¿De quién es el cliente?

Hace unos días tuve una interesante conversación sobre mi más o menos reciente experiencia gestionando y reestructurando el área de Operaciones y Atención a Clientes de una multinacional de servicios.

En la conversación mi interlocutor me cuestionó la decisión de no externalizar la plataforma telefónica de atención a clientes, decisión de la que por otro lado yo me sentía especialmente orgulloso. Y ahora, casi de casualidad y gracias a Alfonso Alcántara (@yoriento), llego a este post de Amalio Rey que me ha hecho recordar ese momento porque utiliza esencialmente los mismos argumentos que yo aplicados a algo muy similar en el fondo.

Porque si una empresa no controla directamente su contacto con sus clientes (léase conversación, servicio, interacción, …) ¿cómo puede garantizar que lo que vende llega a la calle tal y como quiere, que sabe qué buscan sus clientes, que es capaz de poner barreras a la competencia?

Me decía mi interlocutor que hay multitud de casos en los que las empresas de “outsourcing” de servicios telefónicos dan objetivamente mejor servicio que las empresas que las contratan. Y no lo pongo en duda, pero me pregunto ¿a qué juegan esas empresas? Si un tercero puede tratar a tus clientes mejor que tú ¿qué estás ofreciendo realmente a ese cliente? Si un tercero gestiona tu conversación, tu contacto, tu interacción con tus clientes (sea on u off line, por teléfono o por correo postal) ¿qué haces tú? ¿Es tuyo el cliente?

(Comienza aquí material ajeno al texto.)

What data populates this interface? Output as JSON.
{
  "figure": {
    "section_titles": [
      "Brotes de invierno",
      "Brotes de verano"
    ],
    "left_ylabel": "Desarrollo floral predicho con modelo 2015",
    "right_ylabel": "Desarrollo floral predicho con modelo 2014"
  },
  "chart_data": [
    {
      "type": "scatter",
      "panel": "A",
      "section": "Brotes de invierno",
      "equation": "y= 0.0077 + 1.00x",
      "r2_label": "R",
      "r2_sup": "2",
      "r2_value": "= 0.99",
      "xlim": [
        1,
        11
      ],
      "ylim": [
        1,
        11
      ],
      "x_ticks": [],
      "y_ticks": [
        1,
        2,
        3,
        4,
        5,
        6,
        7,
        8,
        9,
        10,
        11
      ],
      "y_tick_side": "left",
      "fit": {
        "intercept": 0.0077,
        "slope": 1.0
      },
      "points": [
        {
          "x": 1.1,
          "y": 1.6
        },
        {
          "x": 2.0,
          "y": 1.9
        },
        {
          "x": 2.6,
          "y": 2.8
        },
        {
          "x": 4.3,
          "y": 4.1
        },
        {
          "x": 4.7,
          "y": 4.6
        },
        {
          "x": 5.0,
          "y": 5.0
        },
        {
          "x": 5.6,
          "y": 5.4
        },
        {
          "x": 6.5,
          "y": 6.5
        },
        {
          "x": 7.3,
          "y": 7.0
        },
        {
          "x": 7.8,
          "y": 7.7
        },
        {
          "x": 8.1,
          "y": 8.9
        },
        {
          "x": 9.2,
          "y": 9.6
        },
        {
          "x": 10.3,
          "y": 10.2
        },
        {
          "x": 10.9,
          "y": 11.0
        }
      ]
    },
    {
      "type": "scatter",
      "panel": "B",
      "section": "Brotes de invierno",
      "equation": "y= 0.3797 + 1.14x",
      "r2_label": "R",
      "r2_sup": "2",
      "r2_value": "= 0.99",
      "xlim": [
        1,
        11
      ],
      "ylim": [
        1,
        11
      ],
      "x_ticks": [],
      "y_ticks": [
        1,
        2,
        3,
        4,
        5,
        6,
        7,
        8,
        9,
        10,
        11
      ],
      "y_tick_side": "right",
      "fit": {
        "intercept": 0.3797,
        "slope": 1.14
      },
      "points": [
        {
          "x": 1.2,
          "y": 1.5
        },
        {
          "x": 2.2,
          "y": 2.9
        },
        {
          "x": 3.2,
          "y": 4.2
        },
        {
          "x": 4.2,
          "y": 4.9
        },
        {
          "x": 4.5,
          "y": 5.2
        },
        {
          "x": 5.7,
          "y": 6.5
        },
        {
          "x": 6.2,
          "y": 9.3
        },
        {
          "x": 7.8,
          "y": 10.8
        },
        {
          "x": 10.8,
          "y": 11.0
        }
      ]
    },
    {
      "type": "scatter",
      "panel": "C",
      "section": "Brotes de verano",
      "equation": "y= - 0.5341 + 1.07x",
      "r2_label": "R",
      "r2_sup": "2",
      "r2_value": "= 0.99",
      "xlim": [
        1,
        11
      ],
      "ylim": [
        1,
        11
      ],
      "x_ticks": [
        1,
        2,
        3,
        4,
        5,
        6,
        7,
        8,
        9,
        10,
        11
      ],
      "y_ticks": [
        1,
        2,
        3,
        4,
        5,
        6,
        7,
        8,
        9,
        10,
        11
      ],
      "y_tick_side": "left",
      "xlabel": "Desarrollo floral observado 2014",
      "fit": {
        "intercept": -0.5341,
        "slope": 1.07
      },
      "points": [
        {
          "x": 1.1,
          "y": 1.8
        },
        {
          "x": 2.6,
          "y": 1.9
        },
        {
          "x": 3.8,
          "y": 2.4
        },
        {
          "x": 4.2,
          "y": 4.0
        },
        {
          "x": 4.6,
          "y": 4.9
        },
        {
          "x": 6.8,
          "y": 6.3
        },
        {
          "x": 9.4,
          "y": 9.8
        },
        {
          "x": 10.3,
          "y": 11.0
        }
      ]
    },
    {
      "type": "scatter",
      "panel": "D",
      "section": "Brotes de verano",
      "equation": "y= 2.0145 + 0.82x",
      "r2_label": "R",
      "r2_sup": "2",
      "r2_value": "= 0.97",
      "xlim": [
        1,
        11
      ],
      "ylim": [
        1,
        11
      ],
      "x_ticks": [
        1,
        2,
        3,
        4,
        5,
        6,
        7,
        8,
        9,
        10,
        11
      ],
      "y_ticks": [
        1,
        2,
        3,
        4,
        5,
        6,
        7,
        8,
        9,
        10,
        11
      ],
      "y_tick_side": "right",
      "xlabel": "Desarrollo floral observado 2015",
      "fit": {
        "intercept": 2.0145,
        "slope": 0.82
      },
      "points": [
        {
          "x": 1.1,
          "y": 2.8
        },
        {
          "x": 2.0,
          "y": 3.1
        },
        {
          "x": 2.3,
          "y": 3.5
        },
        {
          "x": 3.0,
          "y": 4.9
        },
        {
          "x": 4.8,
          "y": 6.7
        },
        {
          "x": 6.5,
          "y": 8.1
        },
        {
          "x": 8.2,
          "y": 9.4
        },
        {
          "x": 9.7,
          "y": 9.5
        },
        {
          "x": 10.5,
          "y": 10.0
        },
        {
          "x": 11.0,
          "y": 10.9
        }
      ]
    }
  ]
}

2 pensamientos sobre “¿De quién es el cliente?”

  1. Alberto:
    Me alegro que coincidamos en las conclusiones. Creo que tenemos que comprender lo que es verdaderamente importante. Externalizar las conversaciones con los clientes, con tus usuarios, con tu comunidad, es un gran error.
    No se puede perder el contacto con la gente que paga en definitiva tus salarios. No solo es bueno que les hables con tu propia voz, sino tambien que les escuches con tus orejas, porque se aprende mucho. Gracias por el enlace… Interesante reflexión y el titulo del post muy adecuado…

  2. Amalio:
    Un lujo tenerte por mi casa.
    Lo cierto es que, sorprendentemente, esa externalización es cada vez más corriente.
    ¿Será porque las empresas miran demasiado hacia su interior y se olvidan de lo que pasa fuera?